BARBARETO.com – Mataram. Aliansi Jurnalis Independen (AJI) Mataram melakukan audiensi dengan Kapolresta Mataram, Kombes Pol. Mustofa, Sabtu 26 November 2022.
Kehadiran AJI Mataram bersama sejumlah jurnalis itu buntut dari kasus dugaan intimidasi yang dialami tiga jurnalis yang memberitakan dugaan pungutan liar (pungli) oknum di Satuan Lalulintas Polresta Mataram.

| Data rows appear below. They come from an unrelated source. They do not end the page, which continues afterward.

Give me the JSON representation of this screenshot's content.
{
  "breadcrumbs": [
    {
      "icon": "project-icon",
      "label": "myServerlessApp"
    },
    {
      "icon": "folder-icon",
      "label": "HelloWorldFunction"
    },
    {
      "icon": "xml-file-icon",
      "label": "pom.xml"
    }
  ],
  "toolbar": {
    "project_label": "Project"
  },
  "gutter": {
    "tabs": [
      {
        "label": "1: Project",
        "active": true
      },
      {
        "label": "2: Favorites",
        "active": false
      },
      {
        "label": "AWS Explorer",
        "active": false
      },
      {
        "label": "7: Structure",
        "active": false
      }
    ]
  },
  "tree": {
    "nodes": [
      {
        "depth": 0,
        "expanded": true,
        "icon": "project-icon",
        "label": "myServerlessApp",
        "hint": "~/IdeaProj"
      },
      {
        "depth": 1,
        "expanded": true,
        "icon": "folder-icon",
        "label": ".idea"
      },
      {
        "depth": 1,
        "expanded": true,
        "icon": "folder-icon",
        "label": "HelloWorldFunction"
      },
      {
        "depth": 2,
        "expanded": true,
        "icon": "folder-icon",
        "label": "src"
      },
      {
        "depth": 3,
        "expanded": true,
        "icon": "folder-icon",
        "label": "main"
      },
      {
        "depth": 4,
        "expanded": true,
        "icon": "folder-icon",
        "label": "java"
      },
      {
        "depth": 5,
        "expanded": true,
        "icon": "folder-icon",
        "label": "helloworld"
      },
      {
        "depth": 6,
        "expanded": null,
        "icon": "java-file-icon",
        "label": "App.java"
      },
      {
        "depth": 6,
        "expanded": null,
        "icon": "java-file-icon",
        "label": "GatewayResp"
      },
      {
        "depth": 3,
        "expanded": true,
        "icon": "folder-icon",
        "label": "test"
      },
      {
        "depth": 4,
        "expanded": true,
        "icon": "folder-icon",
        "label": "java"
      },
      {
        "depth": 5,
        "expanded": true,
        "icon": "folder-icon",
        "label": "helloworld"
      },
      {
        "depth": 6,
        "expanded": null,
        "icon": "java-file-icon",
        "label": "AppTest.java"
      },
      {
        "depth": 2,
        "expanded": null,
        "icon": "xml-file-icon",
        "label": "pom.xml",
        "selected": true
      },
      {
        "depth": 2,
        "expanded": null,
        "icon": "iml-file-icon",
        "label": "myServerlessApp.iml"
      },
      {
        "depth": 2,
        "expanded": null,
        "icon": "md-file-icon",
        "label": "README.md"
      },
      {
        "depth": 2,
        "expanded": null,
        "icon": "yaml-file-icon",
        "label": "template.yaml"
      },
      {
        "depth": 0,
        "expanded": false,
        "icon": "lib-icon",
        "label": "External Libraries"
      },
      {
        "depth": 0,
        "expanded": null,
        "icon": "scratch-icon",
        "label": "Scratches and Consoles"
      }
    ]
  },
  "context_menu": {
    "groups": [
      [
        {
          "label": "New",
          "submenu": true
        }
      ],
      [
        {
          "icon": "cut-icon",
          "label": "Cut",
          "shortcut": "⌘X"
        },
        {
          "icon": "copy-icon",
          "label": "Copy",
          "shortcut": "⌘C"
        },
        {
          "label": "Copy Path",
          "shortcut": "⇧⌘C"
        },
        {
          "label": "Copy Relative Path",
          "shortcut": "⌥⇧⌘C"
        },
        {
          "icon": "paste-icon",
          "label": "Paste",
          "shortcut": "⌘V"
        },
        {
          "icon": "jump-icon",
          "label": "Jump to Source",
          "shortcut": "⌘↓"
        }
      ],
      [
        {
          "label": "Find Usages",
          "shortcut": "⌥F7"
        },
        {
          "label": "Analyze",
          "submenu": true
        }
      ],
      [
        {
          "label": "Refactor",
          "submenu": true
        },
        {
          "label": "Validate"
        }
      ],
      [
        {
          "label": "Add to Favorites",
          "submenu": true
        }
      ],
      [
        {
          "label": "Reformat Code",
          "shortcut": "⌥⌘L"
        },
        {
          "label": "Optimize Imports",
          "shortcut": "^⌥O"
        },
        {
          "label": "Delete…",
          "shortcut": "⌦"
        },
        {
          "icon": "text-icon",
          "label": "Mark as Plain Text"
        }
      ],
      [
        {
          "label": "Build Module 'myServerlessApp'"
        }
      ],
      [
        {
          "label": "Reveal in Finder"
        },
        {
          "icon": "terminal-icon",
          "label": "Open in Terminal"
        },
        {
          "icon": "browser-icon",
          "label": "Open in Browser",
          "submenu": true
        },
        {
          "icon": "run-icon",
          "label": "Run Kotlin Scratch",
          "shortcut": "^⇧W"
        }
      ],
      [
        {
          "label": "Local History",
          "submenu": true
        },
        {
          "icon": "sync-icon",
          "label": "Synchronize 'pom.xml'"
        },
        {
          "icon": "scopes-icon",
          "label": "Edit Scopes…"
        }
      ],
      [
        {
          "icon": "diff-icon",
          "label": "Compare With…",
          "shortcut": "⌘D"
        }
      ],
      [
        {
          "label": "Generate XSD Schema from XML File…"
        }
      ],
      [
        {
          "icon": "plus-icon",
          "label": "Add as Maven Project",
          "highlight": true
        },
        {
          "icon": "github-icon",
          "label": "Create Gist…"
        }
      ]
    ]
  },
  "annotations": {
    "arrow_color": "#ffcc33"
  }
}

Hadir dalam pertemuan tersebut Ketua Majelis Pertimbangan Organisasi (MPO) AJI Mataram yang juga Pemimpin Redaksi (Pemred) ntbsatu.com, Haris Mahtul didampingi Sekretaris AJI Mataram, Wahyu Widiantoro, Divisi Advokasi Idham Khalid, serta sejumlah wartawan lain.
Pada kesempatan itu Haris meminta pimpinan Institusi Polri khususnya Polresta Mataram menghargai kebebasan pers yang dilindungi Undang Undang Nomor 40 Tahun 1999 tentang Pers.
Kebebasan yang mengatur tata cara jurnalis meliput, menulis dan merahasiakan narasumber yang terlibat kasus skandal dalam jabatannya.
Khususnya dalam kasus dugaan Pungli di Unit Lakalantas berupa pengurusan surat keterangan kecelakaan senilai Rp 1 Juta sampai Rp 2,5 Juta, jurnalis memiliki hak tolak untuk menyebutkan narasumber yang menjadi korban.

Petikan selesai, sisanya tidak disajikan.